The group isn’t worried about taking on a challenge and is planning on expanding to 60 sites in the next five years. Its criteria are for buildings in a town centre, with a minimum of 30 bedrooms, and anything that is expensive to maintain or repair is positively welcomed: “We’ve got a fantastic team who are great at that, so we don’t see that as a challenge – it’s an exciting project,” Charity says.

Finally, we talked to Stuart Ralston about his fourth opening in Edinburgh, Vinette, which he describes as “an ilk of that flavour in an inauthentic version” of a Parisian restaurant. It’s the French lunchtime experience seen though the lens of an experienced Scottish restaurateur: £32 for two courses, carafes of wine and bread plonked on the table as you sit down. Dishes are rethought versions of recipes Ralston grew up eating, with memories of walking around Paris before sitting down in a café for gâteau and a coffee.
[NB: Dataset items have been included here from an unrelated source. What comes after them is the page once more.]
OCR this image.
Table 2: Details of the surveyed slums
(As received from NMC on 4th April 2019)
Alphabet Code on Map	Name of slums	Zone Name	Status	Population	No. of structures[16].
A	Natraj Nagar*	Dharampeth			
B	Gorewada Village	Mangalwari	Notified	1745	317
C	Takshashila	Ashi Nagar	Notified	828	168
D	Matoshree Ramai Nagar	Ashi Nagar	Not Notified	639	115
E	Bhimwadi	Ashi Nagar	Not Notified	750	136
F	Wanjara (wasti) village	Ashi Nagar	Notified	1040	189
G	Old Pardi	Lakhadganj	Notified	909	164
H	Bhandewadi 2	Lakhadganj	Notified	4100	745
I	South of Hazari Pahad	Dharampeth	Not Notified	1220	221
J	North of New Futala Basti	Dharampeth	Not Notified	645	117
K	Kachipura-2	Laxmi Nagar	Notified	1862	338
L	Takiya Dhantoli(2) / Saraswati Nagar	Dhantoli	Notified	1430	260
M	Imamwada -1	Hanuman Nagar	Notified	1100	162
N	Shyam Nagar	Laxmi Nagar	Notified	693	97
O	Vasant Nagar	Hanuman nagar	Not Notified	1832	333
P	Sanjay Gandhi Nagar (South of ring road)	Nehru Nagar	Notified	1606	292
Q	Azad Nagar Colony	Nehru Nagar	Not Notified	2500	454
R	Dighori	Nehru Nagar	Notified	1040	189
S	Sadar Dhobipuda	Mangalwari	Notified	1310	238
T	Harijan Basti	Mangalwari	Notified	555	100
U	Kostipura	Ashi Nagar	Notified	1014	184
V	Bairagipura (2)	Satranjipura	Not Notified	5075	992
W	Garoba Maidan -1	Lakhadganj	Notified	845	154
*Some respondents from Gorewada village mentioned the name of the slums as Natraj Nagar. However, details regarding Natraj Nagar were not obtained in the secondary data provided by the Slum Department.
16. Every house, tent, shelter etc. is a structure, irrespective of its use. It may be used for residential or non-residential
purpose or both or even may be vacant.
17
This can be seen in his marjolaine cake, a traditional concoction with layers of ganache, buttercream and dacquoise, glazed with chocolate and scattered with salted hazelnuts, brought right up to date with the salted milk ice-cream on top. It’s not all delicate French nostalgia though – Ralston has a crowd-pleasing burger on the menu for the first time, drawing on his time spent in New York. He has strict rules for it: “I don’t want any hot salad or lettuce in a burger, and it has to be a potato bun as it’s squidgy enough to soak everything up and mould around it, rather than the hard-to-eat brioche buns that don’t change shape.”